Bopha, a land-rights activist who spent more than a year in prison after her arrest in September 2012, missed the protests this week that have led to 10 activists and one monk being rounded up and swiftly sentenced to one year in prison. Two other monks have been arrested and charged.

The trials took place as authorities stepped up pressure on the opposition party, arresting two Cambodia National Rescue Party officials and denying bail to a third on charges related to violent protests in July.

Even though she has an unfinished court case hanging over her head, Bopha said she is already filling in the hole left by the imprisonment of her community’s most strident protesters, including Vanny, Nget Khun and Song Srey Leap.
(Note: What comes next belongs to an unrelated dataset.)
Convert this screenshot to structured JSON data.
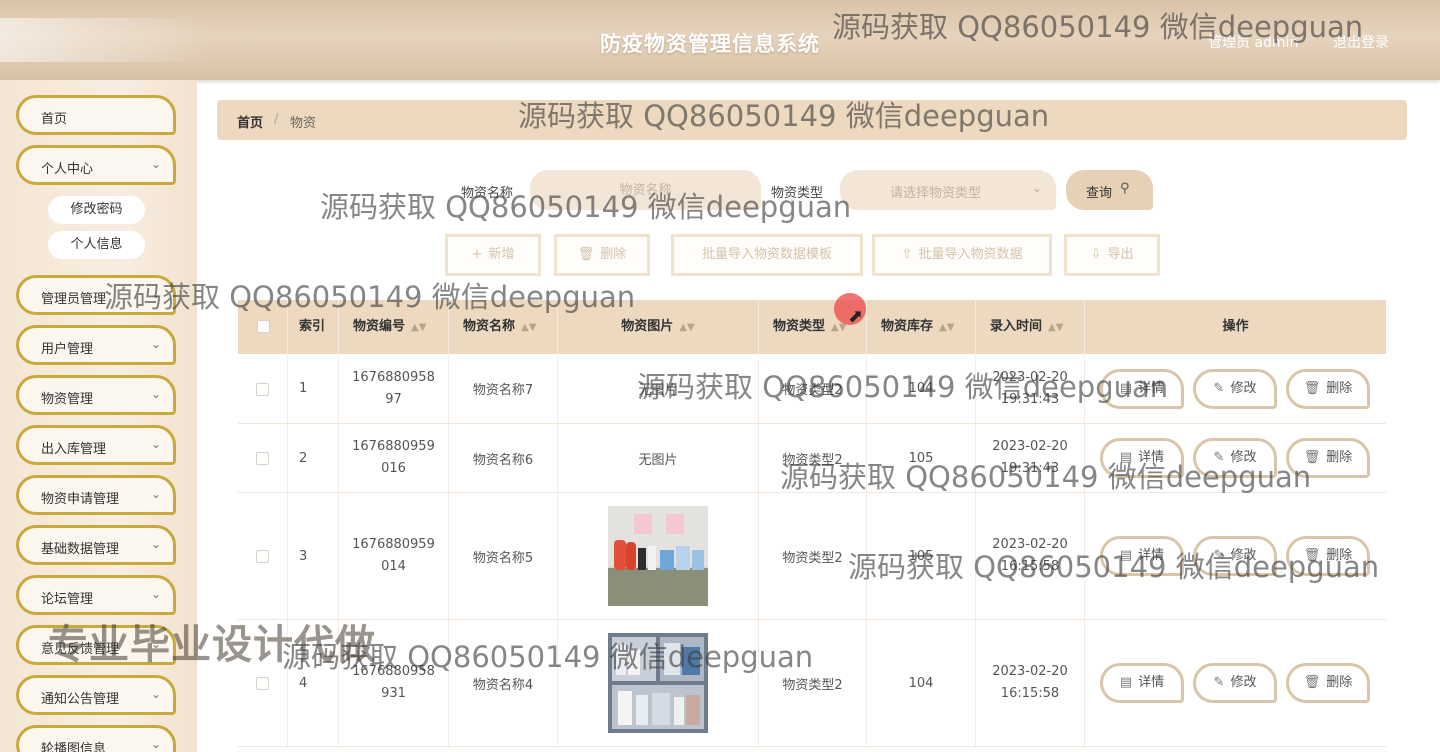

“Right now, we are making a new strategy for demonstrations, calling for the government to release all our members.”

Like other events this week, Bopha’s words evoke memories of May 2012, when the imprisonment of the protesters who became known as the “Boeung Kak 13” quickly made her the community’s de facto leader.

Suddenly thrust to the front and centre, Bopha called for the release of those women, speaking out against the government and squaring off against security personnel. For her efforts, she was threatened and warned that her name was on a government “list”, something that effectively foretold her arrest.

While the 13 women were released in June 2012, Bopha was jailed that September, accused of masterminding an axe attack on two men.

Next week will be a year since she was freed. The Supreme Court ordered a retrial of her case, but that has yet to happen. Concerns that it suddenly will are something Bopha has pushed aside.

“[Today], we will take a petition to the National Assembly,” she said. “We also plan to gather outside Prey Sar prison to tell those women we will not forget them.”

Although Bopha has protested many times since her release – and even been arrested again – her former husband Lous Sakhorn is cautious about her plans in the current climate.

“We have to take care, especially for our son,” he said.

But Ee Sarom, executive director of NGO Sahmakum Teang Tnaut, said he does not expect more arrests.

“There were not many protesters in front of court [on Wednesday],” he said. “Maybe authorities will see that as success.”

Sarom added, though, that protests will continue today. “They are not changing tactics. The community members are not scared.”